Tuesday, July 3, 2007

Definition of the Melungeons

By Jack Goins


The Melungeons were a very dark skin group of settlers who settled in the mountains of East Tennessee and the extreme Southwestern area of Virginia beginning 1790's. Originally they were Portugese adventurers, who came to the long shore parts of Virginia, they became friends with the Indians and intermixed with them, and subsequently with the pioneer settlers. Some of them took the names of the first settlers. The main body of this group migrated from the Pamunkey River area of Virginia to the Flat River area of NC 1730's-1740's. Then around 1767 they migrated from the Flat River to the back woods New River area’s of Virginia and North Carolina before migrating to the Clinch River areas of Southwestern Virginia and East Tennessee.(**see source documents)

This definition was established from the written oral traditions of the Melungeons and the fact their progenitors have been documented living near the Pamunkey Indian nation in Virginia 1720'3-30's. Historical records which prove the possibility of the Melungeons statement that their Progenitors were Portuguese adventurers from the long shore parts of Virginia will be listed at the end of this article for your investigation.

The fact that the forefathers of the head and source of the Melungeons of Tennessee can be documented in this area gives this oldest written definition credibility. They migrated from Louisa County, Virginia to Orange County, NC beginning in the 1740's. No records have been found where any of these were known as Melungeons at this time. According to the old witnesses, they were given this name Melungeons after arriving in Tennessee. My research was using the Genealogy proof standard, starting at home with the known descendants and working my way back in history to my other blood relatives, or Melungeon related descendants. My research included the assistance of several researchers connected to my Goins and Minor families. I followed the Melungeons from their homelands in Tennessee to their migration points using tax, census, land, military and church records and located some of the old farms and churches in North Carolina and Virginia where they formerly lived before migrating to Tennessee.

*Source documents for above definitions and comments;
The shortest and one of the oldest written definition was found in a dictionary written in 1892.
"One of a very dark people living in the Mountains of Tennessee”-. By Dr. Isaac K. Funk.. New Standard dictionary of the English Language, p 1548. Let us examine the records and see how this dictionary definition came into existence.

Dr. Funk probably arrived at his description from printed stories taken from the oral traditions from those who were first identified as Melungeons, eventually oral traditions are captured in printed records. ”I concur, in the idea that printed references to tradition suggest that the material in question had an oral circulation prior to being captured in print.”(Dissertation, Ivey)
From my own family research, there is no doubt some Melungeons had an oral tradition of their heritage, assuming Zachariah Minor was a Melungeon. In 1846 Zachariah was charged for illegal voting in an election held in Hawkins County in 1845 along with his brother Lewis and a group of Collins including Vardy.

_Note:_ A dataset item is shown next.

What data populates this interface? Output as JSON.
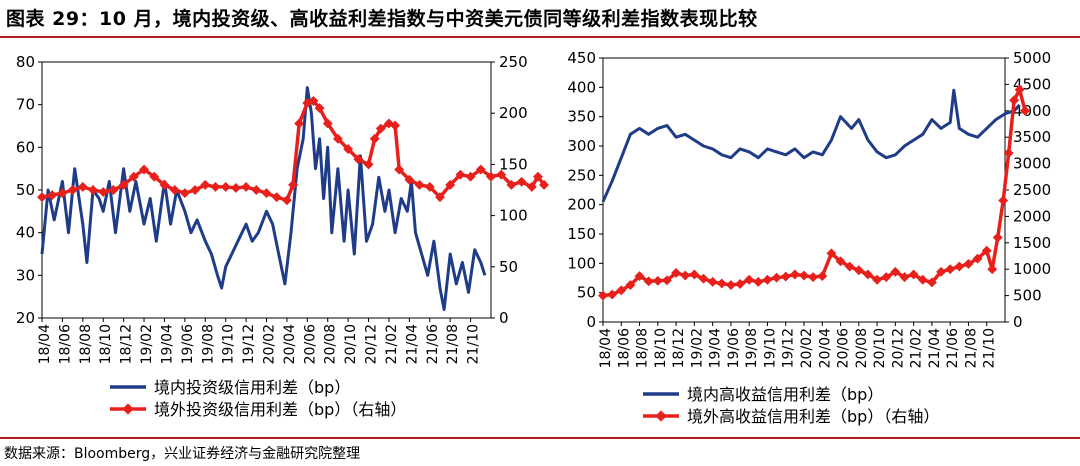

The charge by the state’s attorney general was “they being free persons of color” thus by the constitution of the United State and the State Of Tennessee were not eligible to vote or to testify against a white man in a court of law. Their sworn denial of this accusation and the eventual acquittal by two separate juries also points to the fact the Melungeons race was almost impossible to classify. The oral tradition handed down by Zachariah was that he was Portugese and Indian, this Oral tradition was first noticed on a census by a descendant in Arkansas.

On the basis of such references, there seems to be no question that the Melungeons themselves had a tradition concerning their Origins at the time of the earliest printed reports of their existence. A correspondent whose report was printed in an 1849 issue of Littell’s Living Age wrote of the “Melungeons”

“The legend of their history, which they carefully preserve, is this. A great many years ago, these mountains were settled by a society of Portuguese Adventurers, men and women--who came from the long-shore parts of Virginia, that they might be freed from the restraints and drawbacks imposed on them by any form of government. These people made themselves friendly with the Indians and freed, as they were from every kind of social government, they uprooted all conventional forms of society and lived in a delightful Utopia of their own creation, trampling on the marriage relation, despising all forms of religion, and subsisting upon corn (the only possible product of the soil) and wild game of the woods. These intermixed with the Indians, and subsequently their descendants (after the advances of the whites into this part of the state) with the negros and the whites, thus forming the present race of Melungens. Also notice the exact place where the Melungeon lived by this writer: ”You must know that within ten miles of this owl's nest, there is a watering-place, known hereabouts as 'black-water Springs.' It is situated in a narrow gorge, scarcely half a mile wide, between Powell's Mountain and the Copper Ridge, and is, as you may suppose, almost inaccessible. A hundred men could defend the pass against even a Xerxian army. Now this gorge and the tops and sides of the adjoining mountains are inhabited by a singular species of the human animal called MELUNGENS.”